An investigation into foreign exchange losses at Malaysia’s central bank more than two decades ago has been seen as an attack on Mahathir Mohamad, a leading opposition figure.
A royal commission launched by Najib Razak, the prime minister, has been criticised as an attempt to derail the formation of an opposition party to contest national elections next year.
Mr Mahathir, whose prime ministership from 1981 to 2003 covered the period of the forex losses, said the inquiry was a “desperate effort by Najib to silence his detractors”, according to the Associated Press.
The government set up the five-member Royal Commission of Inquiry in mid-July to investigate the loss of billions of dollars in foreign exchange trading by Bank Negara in the early 1990s.

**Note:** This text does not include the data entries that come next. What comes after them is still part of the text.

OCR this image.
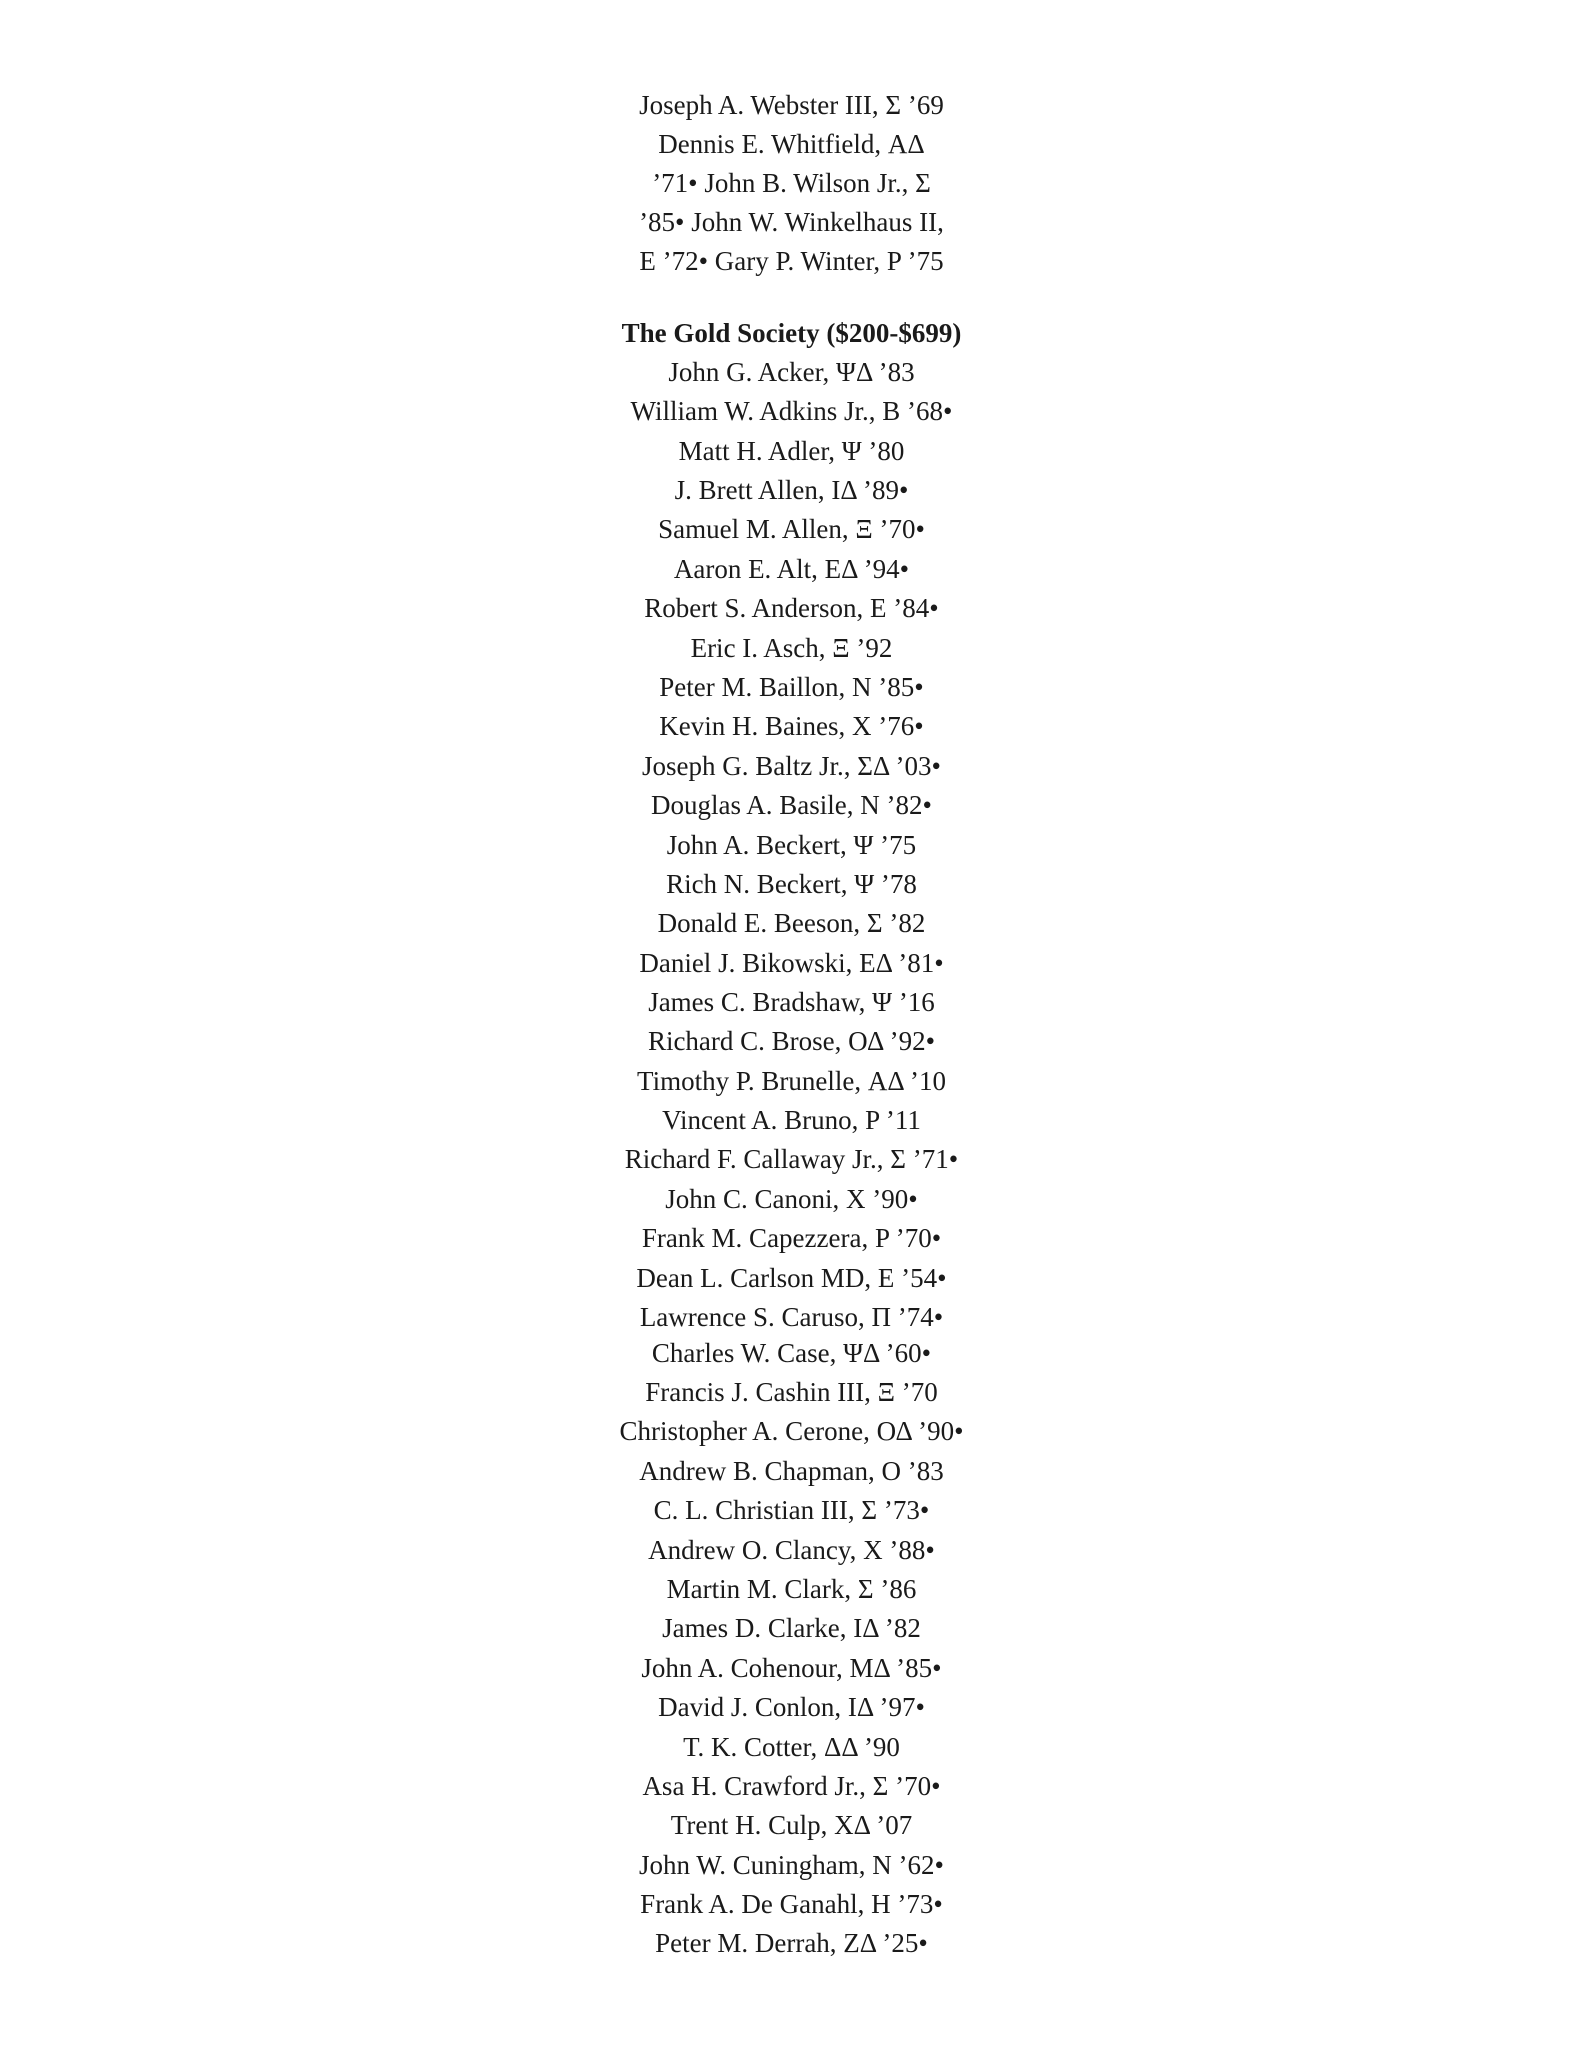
Joseph A. Webster III, Σ ’69
Dennis E. Whitfield, ΑΔ
’71• John B. Wilson Jr., Σ
’85• John W. Winkelhaus II,
E ’72• Gary P. Winter, P ’75
The Gold Society ($200-$699)
John G. Acker, ΨΔ ’83
William W. Adkins Jr., B ’68•
Matt H. Adler, Ψ ’80
J. Brett Allen, ΙΔ ’89•
Samuel M. Allen, Ξ ’70•
Aaron E. Alt, EΔ ’94•
Robert S. Anderson, E ’84•
Eric I. Asch, Ξ ’92
Peter M. Baillon, N ’85•
Kevin H. Baines, X ’76•
Joseph G. Baltz Jr., ΣΔ ’03•
Douglas A. Basile, N ’82•
John A. Beckert, Ψ ’75
Rich N. Beckert, Ψ ’78
Donald E. Beeson, Σ ’82
Daniel J. Bikowski, EΔ ’81•
James C. Bradshaw, Ψ ’16
Richard C. Brose, ΟΔ ’92•
Timothy P. Brunelle, ΑΔ ’10
Vincent A. Bruno, P ’11
Richard F. Callaway Jr., Σ ’71•
John C. Canoni, X ’90•
Frank M. Capezzera, P ’70•
Dean L. Carlson MD, E ’54•
Lawrence S. Caruso, Π ’74•
Charles W. Case, ΨΔ ’60•
Francis J. Cashin III, Ξ ’70
Christopher A. Cerone, ΟΔ ’90•
Andrew B. Chapman, O ’83
C. L. Christian III, Σ ’73•
Andrew O. Clancy, X ’88•
Martin M. Clark, Σ ’86
James D. Clarke, ΙΔ ’82
John A. Cohenour, ΜΔ ’85•
David J. Conlon, ΙΔ ’97•
T. K. Cotter, ΔΔ ’90
Asa H. Crawford Jr., Σ ’70•
Trent H. Culp, ΧΔ ’07
John W. Cuningham, N ’62•
Frank A. De Ganahl, H ’73•
Peter M. Derrah, ΖΔ ’25•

The panel, which will seek to submit a report to the king by October 13, according to AP, will have authority to recommend the attorney-general prosecutes those it deems guilty.
The long-running scandal surrounding 1MDB, the government development fund, has embroiled a number of people close to Mr Najib.
Swiss investigators say $4.8bn in public funds disappeared through companies connected to 1MDB. Investigative authorities from Switzerland and Dubai to the US and Singapore have launched inquiries into the affair.
Mr Mahathir supported Mr Najib’s rise to power but the relationship soured after details of the 1MDB scandal emerged.
In recent months, Mr Mahathir has led calls for Mr Najib to step down and has formed a coalition with Anwar Ibrahim, a former political rival, with the goal of ousting Mr Najib in 2018.
Mr Najib, who set up 1MDB to boost national development, has denied any wrongdoing in connection with the fund and has rejected calls to step down as prime minister.
In 2016 Malaysia’s attorney-general ruled that Mr Najib had no case to answer in relation to a $681m transfer into his personal bank account.
Concerns about the state of the fund were raised last week when an Abu Dhabi sovereign wealth fund gave 1MDB five days to make a missed $603m payment. 1MDB said it would make the payment later this month.
1MDB has sought to sell off assets this year but one planned sale, the divestment from the $1.7bn Bandar Malaysia property development, collapsed in May.